Et ça picole pendant le travail.

On discute, on soulève de nouvelles questions, on enquête plus ou moins discrètement, pour enfin passer au procès. Qu’importe la qualité de notre préparation, ils seront le théâtre de révélations inattendues qui viendront bouleverser votre défense ou votre confiance envers vos clients. La police et les juges ne sont pas à l’honneur, passant de l’arbitraire à l’incompétence, mais Jayjay n’en démordra pas et continuera de chercher la vérité, quelle qu’elle soit, au péril de sa vie et (surtout) de celle de Sparrowson.

L’humour est savamment distillé, les thèmes sont variés, allant du trivial au tragique, bref, quiconque ayant un niveau minimum en anglais saura apprécier ce scénario intelligemment écrit. On peut tout de même regretter l’absence de traduction française officielle ; n’ayant pas testé les traductions de la communauté, je ne me permettrait pas d’augurer de leur qualité. Les réflexions sur la justice, la révolution pacifique, le traitement des petites gens par les puissants ne vont pas toujours très loin, souvent contrebalancées par les mesquines ambitions personnelles des personnages, mais l’ensemble offre un cadre intriguant et toujours cohérent.

C’est louche.

Aviary Attorney m’a offert quelques heures très agréables, accompagnées par une musique pertinente (et qui me fait d’autant plus regretter la pauvreté des bruitages) et un minimum de rejouabilité. Plusieurs fins sont disponibles, en fonction de la tournure des procès et des choix moraux effectués. On peut d’ailleurs reprendre le jeu d’où l’on veut une fois certaines étapes franchies pour tester différentes approches. Rien de révolutionnaire pour un VN que de proposer de multiples résolutions à l’aventure mais le jeu a la décence de ne pas nous obliger à tout recommencer comme la plupart de ses congénères. Les anglais de Sketchy Logic ont financé leur projet sur Kickstarter avec une campagne réussie fin 2014 et un peu plus de 20 000€ récoltés grâce à 1500 contributeurs (la traduction française était dans le palier à 75 000£…).

Sorti sur Steam avec à peine six mois de retard sur le planning (annoncé pour juin 2015, il sortira finalement en décembre de la même année), il y a reçu un bel accueil.
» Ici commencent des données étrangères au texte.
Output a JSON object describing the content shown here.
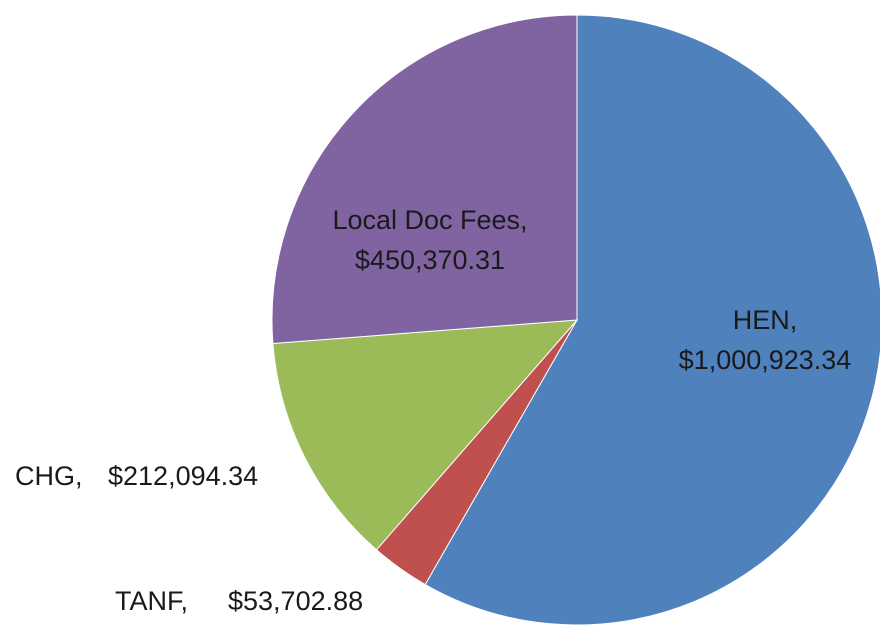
{
  "chart_data": {
    "type": "pie",
    "categories": [
      "HEN,",
      "TANF,",
      "CHG,",
      "Local Doc Fees,"
    ],
    "values": [
      1000923.34,
      53702.88,
      212094.34,
      450370.31
    ],
    "value_labels": [
      "$1,000,923.34",
      "$53,702.88",
      "$212,094.34",
      "$450,370.31"
    ],
    "colors": [
      "#4f81bd",
      "#c0504d",
      "#9bbb59",
      "#8064a2"
    ]
  }
}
Il est tout de même vendu 15€ sur Steam plein tarif, ce qui est un peu élevé pour une durée de vie de quatre-cinq heures (si on prend le temps de rejouer pour atteindre les différentes fins).

Passé à -75% lors des dernières soldes et à l’honneur du Humble Monthly de mars 2018, pour une remise de cette importance (ou à l’échange sur barter.vg), je conseille à tout fan de jeu d’enquête de sérieusement de se pencher sur les aventures animalières de Jayjay et Sparrowson dans ce Paris aux relents de poudre révolutionnaire.